There is a difference, and a profound one, between individualism and sociopathy. Individualism is about not having to depend on any one person in particular, and allowing everyone in general to help you. Sociopathy is when you depend on no one, and want no one to depend on you. If no one ever says “Thank you” in one of Rand’s books, it’s most likely because she could never speak those words herself. (I am reminded of the Star Trek episode “The City on the Edge of Forever,” in which Kirk says to Judith Keeler that “Let me help” is just as important as “I love you” — maybe even more so. He speaks of a classic work of fiction to be produced on that theme. I am still waiting for it to be written, myself.)
Rand does not tap into self-esteem or even appeals to reason as the cornerstones for her work. She chooses instead to mine scapegoating, self-importance, arrogance, greed — many of the same things that a certain German paperhanger and his cronies tapped into with horrible ease. In the Germany of the Twenties and Thirties — rife with depression, desperate, hungry, isolated from the world — it worked. In postwar America, it seemed mostly a bizarre curiosity, and never took hold with the same horrid fervor.
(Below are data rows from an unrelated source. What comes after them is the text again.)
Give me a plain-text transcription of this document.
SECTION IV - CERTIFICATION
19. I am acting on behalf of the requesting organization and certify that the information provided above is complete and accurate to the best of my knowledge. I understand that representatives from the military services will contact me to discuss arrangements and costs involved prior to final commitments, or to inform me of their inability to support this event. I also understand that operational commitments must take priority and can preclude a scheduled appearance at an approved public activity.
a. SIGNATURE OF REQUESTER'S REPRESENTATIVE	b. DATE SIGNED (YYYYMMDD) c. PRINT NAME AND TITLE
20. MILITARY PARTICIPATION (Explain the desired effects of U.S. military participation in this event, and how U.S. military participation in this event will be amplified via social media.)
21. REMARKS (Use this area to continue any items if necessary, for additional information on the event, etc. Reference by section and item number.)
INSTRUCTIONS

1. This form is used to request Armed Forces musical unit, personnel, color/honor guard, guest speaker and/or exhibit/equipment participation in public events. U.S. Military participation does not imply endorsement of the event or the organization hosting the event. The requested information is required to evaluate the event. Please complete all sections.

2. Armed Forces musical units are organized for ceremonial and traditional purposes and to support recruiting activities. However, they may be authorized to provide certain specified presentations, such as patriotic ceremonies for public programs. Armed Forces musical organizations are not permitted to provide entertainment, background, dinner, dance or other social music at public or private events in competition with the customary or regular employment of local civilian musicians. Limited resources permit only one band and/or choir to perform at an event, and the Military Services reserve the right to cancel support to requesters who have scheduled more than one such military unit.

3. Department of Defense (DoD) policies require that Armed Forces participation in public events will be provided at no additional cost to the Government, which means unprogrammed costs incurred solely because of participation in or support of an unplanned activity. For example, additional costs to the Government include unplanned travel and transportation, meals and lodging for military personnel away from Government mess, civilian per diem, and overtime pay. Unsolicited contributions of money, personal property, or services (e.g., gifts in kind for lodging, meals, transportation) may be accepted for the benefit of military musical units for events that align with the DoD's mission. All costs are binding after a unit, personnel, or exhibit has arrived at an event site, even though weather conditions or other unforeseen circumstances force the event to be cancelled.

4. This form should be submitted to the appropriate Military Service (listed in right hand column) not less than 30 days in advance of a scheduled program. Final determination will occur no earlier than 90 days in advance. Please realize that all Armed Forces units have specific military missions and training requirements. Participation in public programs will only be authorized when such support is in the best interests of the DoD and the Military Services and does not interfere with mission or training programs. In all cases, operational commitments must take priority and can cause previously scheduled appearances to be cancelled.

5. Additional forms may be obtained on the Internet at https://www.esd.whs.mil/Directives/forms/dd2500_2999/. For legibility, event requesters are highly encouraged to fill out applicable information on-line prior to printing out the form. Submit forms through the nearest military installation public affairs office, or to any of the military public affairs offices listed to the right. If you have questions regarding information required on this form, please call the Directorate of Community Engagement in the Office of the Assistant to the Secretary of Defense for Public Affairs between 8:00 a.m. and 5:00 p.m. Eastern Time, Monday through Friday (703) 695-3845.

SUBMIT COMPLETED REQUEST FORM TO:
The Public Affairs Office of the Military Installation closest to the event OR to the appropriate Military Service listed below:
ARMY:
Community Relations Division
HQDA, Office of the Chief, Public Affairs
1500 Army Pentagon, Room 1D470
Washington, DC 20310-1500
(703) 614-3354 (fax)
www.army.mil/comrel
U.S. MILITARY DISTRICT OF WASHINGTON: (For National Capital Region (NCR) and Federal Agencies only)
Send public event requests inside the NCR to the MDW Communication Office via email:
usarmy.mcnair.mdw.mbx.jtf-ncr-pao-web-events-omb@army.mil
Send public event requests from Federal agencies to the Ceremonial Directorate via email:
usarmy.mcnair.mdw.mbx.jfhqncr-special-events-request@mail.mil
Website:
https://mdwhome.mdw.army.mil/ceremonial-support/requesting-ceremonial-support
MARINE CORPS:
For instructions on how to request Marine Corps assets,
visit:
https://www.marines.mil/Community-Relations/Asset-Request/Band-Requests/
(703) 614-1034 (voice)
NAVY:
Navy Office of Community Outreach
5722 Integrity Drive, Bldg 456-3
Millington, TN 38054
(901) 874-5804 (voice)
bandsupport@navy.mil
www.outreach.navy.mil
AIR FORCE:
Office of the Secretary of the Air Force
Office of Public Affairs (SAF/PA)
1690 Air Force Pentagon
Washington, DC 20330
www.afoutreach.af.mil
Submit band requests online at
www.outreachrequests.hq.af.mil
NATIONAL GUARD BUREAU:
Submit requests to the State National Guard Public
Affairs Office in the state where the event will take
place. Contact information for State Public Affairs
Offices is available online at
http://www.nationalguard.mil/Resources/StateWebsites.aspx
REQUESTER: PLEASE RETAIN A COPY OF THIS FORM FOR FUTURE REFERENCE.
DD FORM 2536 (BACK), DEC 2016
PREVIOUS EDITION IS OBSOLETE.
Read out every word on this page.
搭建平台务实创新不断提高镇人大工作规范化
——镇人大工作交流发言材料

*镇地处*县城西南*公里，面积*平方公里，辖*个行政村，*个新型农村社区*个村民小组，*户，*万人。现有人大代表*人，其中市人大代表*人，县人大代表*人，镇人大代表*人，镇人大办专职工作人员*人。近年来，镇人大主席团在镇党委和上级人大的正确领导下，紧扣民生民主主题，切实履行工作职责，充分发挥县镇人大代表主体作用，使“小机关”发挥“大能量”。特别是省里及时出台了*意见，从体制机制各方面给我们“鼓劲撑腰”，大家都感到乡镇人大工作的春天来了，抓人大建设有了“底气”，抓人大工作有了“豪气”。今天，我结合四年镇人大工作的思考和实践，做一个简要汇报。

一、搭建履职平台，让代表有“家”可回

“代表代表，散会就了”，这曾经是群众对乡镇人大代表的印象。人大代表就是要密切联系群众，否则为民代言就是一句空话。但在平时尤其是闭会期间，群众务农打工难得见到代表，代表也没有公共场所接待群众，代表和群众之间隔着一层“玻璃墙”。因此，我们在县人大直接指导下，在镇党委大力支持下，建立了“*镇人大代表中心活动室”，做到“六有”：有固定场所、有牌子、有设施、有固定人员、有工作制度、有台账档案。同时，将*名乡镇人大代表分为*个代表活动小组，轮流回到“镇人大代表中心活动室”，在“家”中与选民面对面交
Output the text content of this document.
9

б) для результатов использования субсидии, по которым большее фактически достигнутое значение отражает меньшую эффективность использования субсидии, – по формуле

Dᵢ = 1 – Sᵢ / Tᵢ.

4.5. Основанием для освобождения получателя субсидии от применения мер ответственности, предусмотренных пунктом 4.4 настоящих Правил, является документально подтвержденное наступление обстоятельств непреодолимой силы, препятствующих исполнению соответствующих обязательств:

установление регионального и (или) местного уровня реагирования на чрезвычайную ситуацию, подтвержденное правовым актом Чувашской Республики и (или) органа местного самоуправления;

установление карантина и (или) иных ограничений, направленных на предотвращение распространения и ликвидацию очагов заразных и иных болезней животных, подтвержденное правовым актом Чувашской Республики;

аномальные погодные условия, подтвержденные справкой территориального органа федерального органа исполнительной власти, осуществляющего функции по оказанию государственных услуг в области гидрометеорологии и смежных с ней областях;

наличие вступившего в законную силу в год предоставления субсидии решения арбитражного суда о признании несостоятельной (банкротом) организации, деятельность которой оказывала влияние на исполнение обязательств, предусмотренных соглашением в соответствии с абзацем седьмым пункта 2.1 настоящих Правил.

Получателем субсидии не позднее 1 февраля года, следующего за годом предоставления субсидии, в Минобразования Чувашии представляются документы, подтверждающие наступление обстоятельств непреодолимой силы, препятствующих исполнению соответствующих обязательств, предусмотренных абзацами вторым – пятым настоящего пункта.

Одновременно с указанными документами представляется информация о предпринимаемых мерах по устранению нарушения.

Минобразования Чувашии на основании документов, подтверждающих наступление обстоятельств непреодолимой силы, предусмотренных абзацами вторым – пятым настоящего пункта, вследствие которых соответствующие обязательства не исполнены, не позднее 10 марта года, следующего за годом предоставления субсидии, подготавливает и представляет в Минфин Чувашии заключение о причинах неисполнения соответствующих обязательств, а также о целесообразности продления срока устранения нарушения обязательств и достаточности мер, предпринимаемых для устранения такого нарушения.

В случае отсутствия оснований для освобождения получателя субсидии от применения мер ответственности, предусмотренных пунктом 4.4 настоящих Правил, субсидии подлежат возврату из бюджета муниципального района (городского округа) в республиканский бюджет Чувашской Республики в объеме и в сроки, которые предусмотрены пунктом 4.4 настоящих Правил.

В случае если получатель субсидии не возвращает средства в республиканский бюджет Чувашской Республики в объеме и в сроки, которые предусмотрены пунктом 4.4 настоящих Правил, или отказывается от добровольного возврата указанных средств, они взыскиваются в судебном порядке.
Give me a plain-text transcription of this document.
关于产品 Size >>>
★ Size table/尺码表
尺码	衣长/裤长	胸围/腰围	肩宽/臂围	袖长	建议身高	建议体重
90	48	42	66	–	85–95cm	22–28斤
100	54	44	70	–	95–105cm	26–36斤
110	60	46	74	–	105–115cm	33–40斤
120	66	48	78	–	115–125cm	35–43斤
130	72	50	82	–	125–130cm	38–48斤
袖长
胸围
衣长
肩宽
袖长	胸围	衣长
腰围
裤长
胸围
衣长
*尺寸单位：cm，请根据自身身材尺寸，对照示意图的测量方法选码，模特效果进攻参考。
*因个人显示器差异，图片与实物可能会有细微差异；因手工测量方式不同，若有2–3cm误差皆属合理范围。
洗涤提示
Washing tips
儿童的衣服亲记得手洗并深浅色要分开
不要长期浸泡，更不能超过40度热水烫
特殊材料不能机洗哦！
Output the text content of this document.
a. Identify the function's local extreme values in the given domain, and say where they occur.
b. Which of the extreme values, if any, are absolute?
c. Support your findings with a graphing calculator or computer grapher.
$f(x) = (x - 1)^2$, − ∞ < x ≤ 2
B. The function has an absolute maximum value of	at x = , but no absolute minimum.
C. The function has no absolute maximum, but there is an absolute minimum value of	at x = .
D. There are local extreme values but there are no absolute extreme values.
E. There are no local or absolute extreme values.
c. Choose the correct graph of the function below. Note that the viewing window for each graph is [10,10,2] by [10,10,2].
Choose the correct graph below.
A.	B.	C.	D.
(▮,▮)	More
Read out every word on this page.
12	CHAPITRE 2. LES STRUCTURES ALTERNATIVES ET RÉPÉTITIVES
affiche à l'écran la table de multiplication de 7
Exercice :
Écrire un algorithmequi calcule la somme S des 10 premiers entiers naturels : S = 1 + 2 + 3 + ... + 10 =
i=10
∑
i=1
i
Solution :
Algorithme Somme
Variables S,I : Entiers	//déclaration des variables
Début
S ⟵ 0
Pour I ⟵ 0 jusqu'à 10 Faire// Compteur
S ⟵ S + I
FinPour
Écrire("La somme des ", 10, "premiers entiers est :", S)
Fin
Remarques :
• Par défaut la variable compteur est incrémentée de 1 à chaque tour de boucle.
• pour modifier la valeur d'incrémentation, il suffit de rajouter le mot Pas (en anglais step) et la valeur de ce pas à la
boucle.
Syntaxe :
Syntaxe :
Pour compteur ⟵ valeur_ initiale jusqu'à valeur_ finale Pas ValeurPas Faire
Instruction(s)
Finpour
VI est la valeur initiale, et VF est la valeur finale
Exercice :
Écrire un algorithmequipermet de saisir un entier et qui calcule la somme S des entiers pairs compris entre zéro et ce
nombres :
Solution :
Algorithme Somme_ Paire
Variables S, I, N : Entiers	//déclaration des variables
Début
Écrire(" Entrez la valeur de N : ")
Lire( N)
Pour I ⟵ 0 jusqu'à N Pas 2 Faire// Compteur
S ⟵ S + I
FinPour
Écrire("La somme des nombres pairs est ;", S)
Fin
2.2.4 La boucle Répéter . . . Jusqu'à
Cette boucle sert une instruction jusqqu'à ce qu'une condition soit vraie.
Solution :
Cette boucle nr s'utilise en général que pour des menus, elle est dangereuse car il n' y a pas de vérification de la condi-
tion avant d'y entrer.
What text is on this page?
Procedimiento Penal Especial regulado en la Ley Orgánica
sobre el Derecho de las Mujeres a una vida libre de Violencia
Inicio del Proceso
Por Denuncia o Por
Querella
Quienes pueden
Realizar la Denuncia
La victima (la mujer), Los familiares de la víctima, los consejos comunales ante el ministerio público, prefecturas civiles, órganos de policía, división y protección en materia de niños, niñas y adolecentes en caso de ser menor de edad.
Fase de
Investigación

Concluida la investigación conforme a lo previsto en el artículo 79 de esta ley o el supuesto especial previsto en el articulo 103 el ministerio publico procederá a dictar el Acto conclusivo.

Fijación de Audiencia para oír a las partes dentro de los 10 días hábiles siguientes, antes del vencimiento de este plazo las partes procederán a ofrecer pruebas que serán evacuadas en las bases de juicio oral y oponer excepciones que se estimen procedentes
Connections, more than tenuous ones, exist between Rand and the Marquis de Sade. Both wrote voluminous tracts attacking with varying degrees of success many of the largely unquestioned principles of the day. Both were fascinated by sadomasochistic behavior — Rand covertly, Sade overtly. Both harbored violent, pathological resentment against the world that rejected them. Both despised religion and denied the existence of G-d (not that denying G-d is a bad thing, but that they were consistent on this point). Both tried to make the world fit their beliefs, with predictably horrible results.
Incidentally, I have found that by and large people who despise children intensely are generally consumed with a high level of self-hatred. In the child they see all the things that make them uncomfortable: innocence and fragility. Both Rand and Sade shared this. In other words, all the things they would rather not have in themselves. No children are ever mentioned in any of Rand’s books, and despite much vigorous (and unplanned) sex between lovers, no one ever gets pregnant. (Sade also found children repulsive and pregnancy abhorrent; he once described how a woman’s breast was not good for anything but wiping one’s backside. Rand doesn’t come quite that close.)
One common explanation of Objectivism’s incompleteness is that Rand never had the chance to develop it completely during her lifetime. I disagree. I feel that Objectivism came into quite full flower while she lived, and that its state of disarray was simply a product of its nature. In plainer language, there was nowhere for it to go. It comes as no surprise to me to see subjects like “Are Psychopaths [Sociopaths] Non-Objective Pragmatists?” in Objectivist journals. Said essay conveniently ignores the fact that sociopaths are by and large irrational, impulsive people who will use any pretext, including the semblances of logic and reason, to exploit others. Like Ayn Rand did.
Why, then, does Objectivism continue to command an audience? Probably because, like Dianetics or fundamentalist Christianity, it offers seductively easy answers to thorny social questions: poverty, morality, ethics, social organization. It reassures us that we can have our cake and eat it too, even if it gives us diabetes.